In the wake of the $USDC de-peg and the collapse of SVB, the limitations of centralized stablecoins have become more apparent. CoFi offers a potential solution by allowing for the integration of centralized financial institutions with decentralized networks to create a more resilient financial system. For example, CoFi systems can provide the scalability, security, and regulatory compliance of centralized systems, while also offering the transparency, accessibility, and cost-efficiency of decentralized systems.

Some potential applications of CoFi in response to the current challenges include collaborative lending platforms that use blockchain technology to connect borrowers and lenders, hybrid asset management platforms that offer both traditional and cryptocurrency-based investment options, and decentralized exchanges that work in partnership with centralized custodians to provide increased security and ease of use. These CoFi projects could help to create a more diverse and stable financial ecosystem that is less susceptible to the risks associated with centralized stablecoins and financial institutions.

In summary, Collaborative Finance offers an interesting development in the evolution of financial systems and may have the potential to create more inclusive, efficient, and sustainable financial markets. By integrating centralized and decentralized elements, CoFi could emerge as a great answer to the de-pegging of $USDC and the collapse of SVB, providing a way forward for the financial industry to move towards a more resilient and collaborative future.

Resilience is Key

It is important to learn from the failures of SVB, FTX, Terra, and other companies in the industry, and to take steps to mitigate the risks associated with centralized systems. As the industry continues to mature and face increased scrutiny from regulators, it is crucial to remain vigilant and adaptive to new challenges and opportunities.
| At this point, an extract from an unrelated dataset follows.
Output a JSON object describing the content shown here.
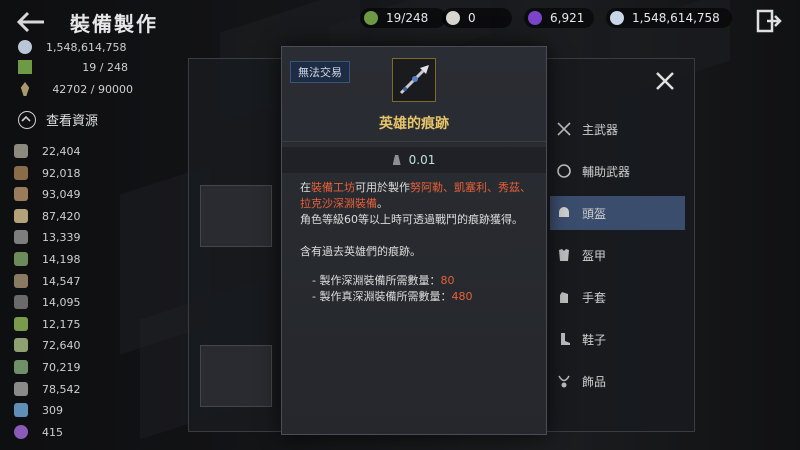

While the de-pegging of $USDC and the collapse of SVB have caused significant disruption in the crypto industry, there is still hope for $USDC’s recovery. With Circle actively seeking new banking partners and the stablecoin backed by a diverse range of institutions, there is reason to believe that $USDC can continue to operate and even regain its peg in the future. Additionally, the incident serves as a reminder of the importance of decentralization and reducing reliance on centralized entities in the crypto industry. As the industry matures and adapts to these challenges, there is still great potential for stablecoins and other crypto assets to continue to grow and play a significant role in the global financial system.

This article was written with assistance from AI Generative Pre-training Transformer called ChatGPT and was curated by Decentranaut.